Influence of Stress-Dependent Small-Strain Stiffness and Threshold Strain in the HS-Small Model

Soil stiffness at very small strains exhibits strong stress dependency and nonlinearity with strain amplitude, influencing the accuracy of numerical predictions in geotechnical analyses. Benz (2007) formulated analytical relationships describing the stress dependency of the small-strain shear modulus (𝐺0) and threshold strain (𝛾0.7), but his implementation—using Mohr–Coulomb (MC) and Matsuoka–Nakai (MN) yield criteria—did not fully represent their impact on numerical predictions.
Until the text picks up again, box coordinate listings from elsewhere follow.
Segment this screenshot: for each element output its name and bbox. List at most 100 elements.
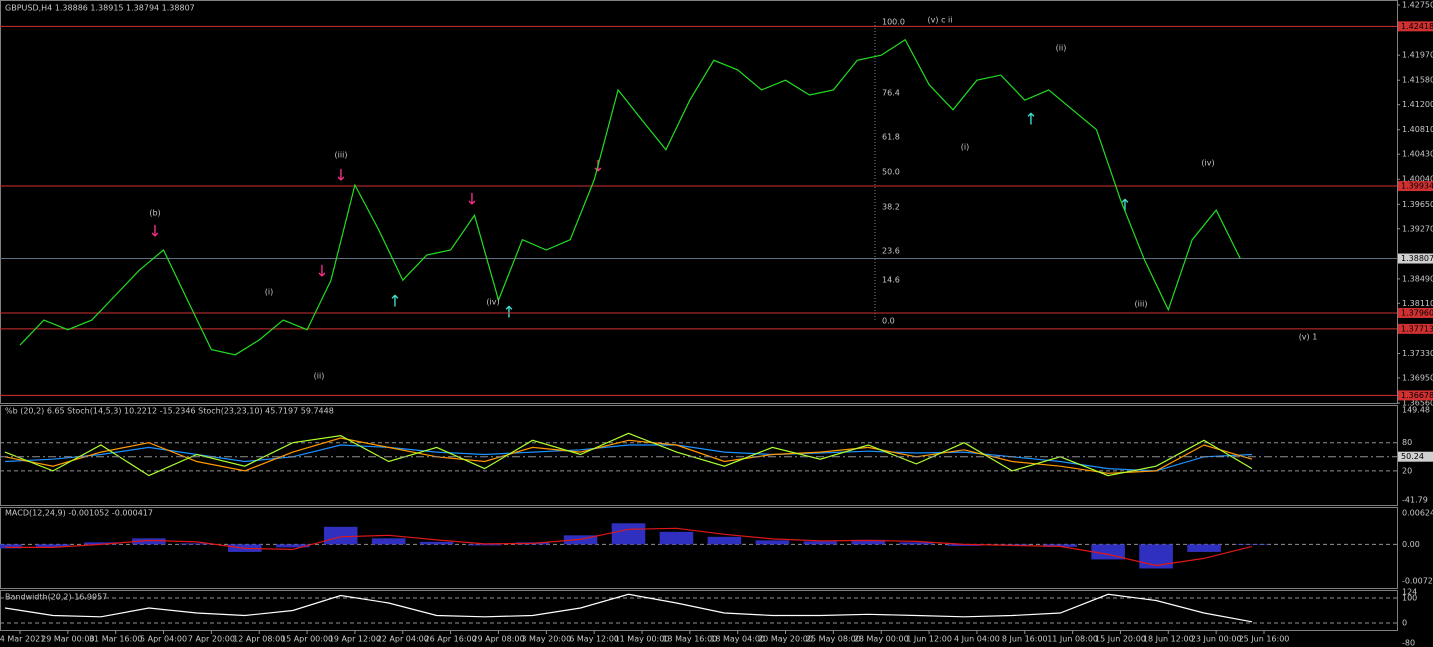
macd-bar: [1235, 544, 1269, 545]
x-tick-label: 19 Apr 12:00: [329, 635, 381, 644]
y-tick-label: 1.42750: [1402, 1, 1433, 10]
y-tick-label: 1.36950: [1402, 373, 1433, 382]
value-tag: [1398, 451, 1433, 462]
buy-arrow: ↑: [502, 303, 515, 322]
wave-label: (iv): [1201, 159, 1214, 168]
macd-bar: [467, 544, 502, 546]
macd-bar: [803, 541, 838, 545]
macd-bar: [180, 543, 214, 545]
buy-arrow: ↑: [1118, 196, 1131, 215]
fib-label: 100.0: [882, 18, 905, 27]
y-tick-label: 1.39650: [1402, 200, 1433, 209]
signal-line: [5, 527, 1253, 567]
x-tick-label: 24 Mar 2021: [0, 635, 45, 644]
sell-arrow: ↓: [465, 190, 478, 209]
macd-bar: [419, 541, 454, 545]
panel-title: GBPUSD,H4 1.38886 1.38915 1.38794 1.3880…: [5, 4, 195, 13]
y-tick-label: 80: [1402, 438, 1412, 447]
fib-label: 61.8: [882, 133, 900, 142]
x-tick-label: 8 Jun 16:00: [1002, 635, 1048, 644]
macd-bar: [132, 538, 166, 545]
wave-label: (i): [265, 288, 273, 297]
x-tick-label: 15 Apr 00:00: [281, 635, 333, 644]
level-tag: [1398, 307, 1433, 318]
y-tick-label: 1.38110: [1402, 299, 1433, 308]
level-tag: [1398, 390, 1433, 401]
macd-bar: [1139, 544, 1173, 569]
x-tick-label: 13 May 16:00: [662, 635, 717, 644]
level-label: 1.36678: [1401, 391, 1433, 400]
macd-bar: [0, 544, 22, 549]
x-tick-label: 28 May 00:00: [854, 635, 909, 644]
sell-arrow: ↓: [148, 222, 161, 241]
wave-label: (ii): [314, 372, 325, 381]
panel-title: MACD(12,24,9) -0.001052 -0.000417: [5, 509, 153, 518]
y-tick-label: 0: [1402, 619, 1407, 628]
y-tick-label: 0.00: [1402, 540, 1420, 549]
x-tick-label: 7 Apr 20:00: [188, 635, 235, 644]
last-price-label: 1.38807: [1401, 254, 1433, 263]
x-tick-label: 25 May 08:00: [806, 635, 861, 644]
y-tick-label: 1.41580: [1402, 76, 1433, 85]
y-axis-min: -0.007292: [1402, 577, 1433, 586]
level-label: 1.37960: [1401, 308, 1433, 317]
y-axis-max: 149.48: [1402, 406, 1430, 415]
y-tick-label: 1.40430: [1402, 150, 1433, 159]
x-tick-label: 11 May 00:00: [615, 635, 670, 644]
y-tick-label: 20: [1402, 466, 1412, 475]
y-tick-label: 1.41200: [1402, 100, 1433, 109]
wave-label: (iii): [1135, 300, 1148, 309]
y-tick-label: 1.41970: [1402, 51, 1433, 60]
fib-label: 50.0: [882, 168, 900, 177]
y-axis-min: -41.79: [1402, 496, 1428, 505]
y-tick-label: 1.40040: [1402, 175, 1433, 184]
level-label: 1.42418: [1401, 22, 1433, 31]
x-tick-label: 18 Jun 12:00: [1143, 635, 1194, 644]
fib-label: 76.4: [882, 89, 900, 98]
macd-bar: [371, 538, 406, 545]
fib-label: 38.2: [882, 203, 900, 212]
x-tick-label: 11 Jun 08:00: [1047, 635, 1098, 644]
macd-bar: [659, 531, 694, 545]
level-tag: [1398, 21, 1433, 32]
macd-bar: [275, 544, 310, 548]
y-tick-label: 1.37330: [1402, 349, 1433, 358]
price-line: [19, 38, 1241, 356]
x-tick-label: 5 Apr 04:00: [140, 635, 187, 644]
wave-label: (v) c ii: [928, 16, 953, 25]
y-tick-label: 1.38490: [1402, 274, 1433, 283]
level-label: 1.39934: [1401, 182, 1433, 191]
y-tick-label: 1.39270: [1402, 224, 1433, 233]
macd-bar: [1091, 544, 1125, 560]
x-tick-label: 26 Apr 16:00: [425, 635, 477, 644]
x-tick-label: 22 Apr 04:00: [377, 635, 429, 644]
macd-bar: [323, 526, 358, 545]
x-tick-label: 23 Jun 00:00: [1191, 635, 1242, 644]
value-label: 50.24: [1401, 452, 1424, 461]
x-tick-label: 1 Jun 12:00: [906, 635, 952, 644]
fib-label: 23.6: [882, 247, 900, 256]
wave-label: (iv): [486, 298, 499, 307]
macd-bar: [1187, 544, 1221, 552]
x-tick-label: 6 May 12:00: [569, 635, 619, 644]
indicator-line: [4, 593, 1253, 623]
x-tick-label: 18 May 04:00: [710, 635, 765, 644]
indicator-line: [4, 432, 1253, 477]
buy-arrow: ↑: [1024, 110, 1037, 129]
x-tick-label: 15 Jun 20:00: [1095, 635, 1146, 644]
macd-bar: [899, 542, 934, 545]
macd-bar: [36, 544, 70, 547]
y-tick-label: 1.36560: [1402, 399, 1433, 408]
x-tick-label: 31 Mar 16:00: [89, 635, 142, 644]
macd-bar: [947, 544, 982, 546]
sell-arrow: ↓: [315, 262, 328, 281]
x-tick-label: 4 Jun 04:00: [954, 635, 1000, 644]
macd-bar: [611, 523, 646, 545]
x-tick-label: 3 May 20:00: [521, 635, 571, 644]
bandwidth-panel: [0, 590, 1398, 631]
wave-label: (ii): [1056, 44, 1067, 53]
macd-bar: [755, 540, 790, 545]
macd-bar: [707, 536, 742, 545]
level-tag: [1398, 323, 1433, 334]
last-price-tag: [1398, 253, 1433, 264]
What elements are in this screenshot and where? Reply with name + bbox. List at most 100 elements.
In this study, the current PLAXIS Hardening Soil–Small (HS-Small) model, which combines the Hardening Soil elastoplastic framework with the small-strain overlay, is employed to evaluate the influence of these stress-dependent formulations. Element tests and boundary-value simulations (anchored excavation and tunnel) are conducted using the HS-Small model and compared with results from earlier HS-Small formulations using MC and MN yield criteria. The results of the stress-dependent HS-Small formulation show excellent agreement with experimental stiffness–strain relationships and measured boundary deformations. Incorporating stress-dependent stiffness and threshold strain leads to 5–40% reductions in computed deformations and reproduces realistic stiffness–strain behavior observed in laboratory and field data. At a broader level, the results demonstrate that constitutive models incorporating stress dependency of stiffness and strain at small strains more accurately reproduce ground response, while conventional models such as Mohr–Coulomb and Hardening Soil lack this capability and may underestimate soil stiffness in the working strain range.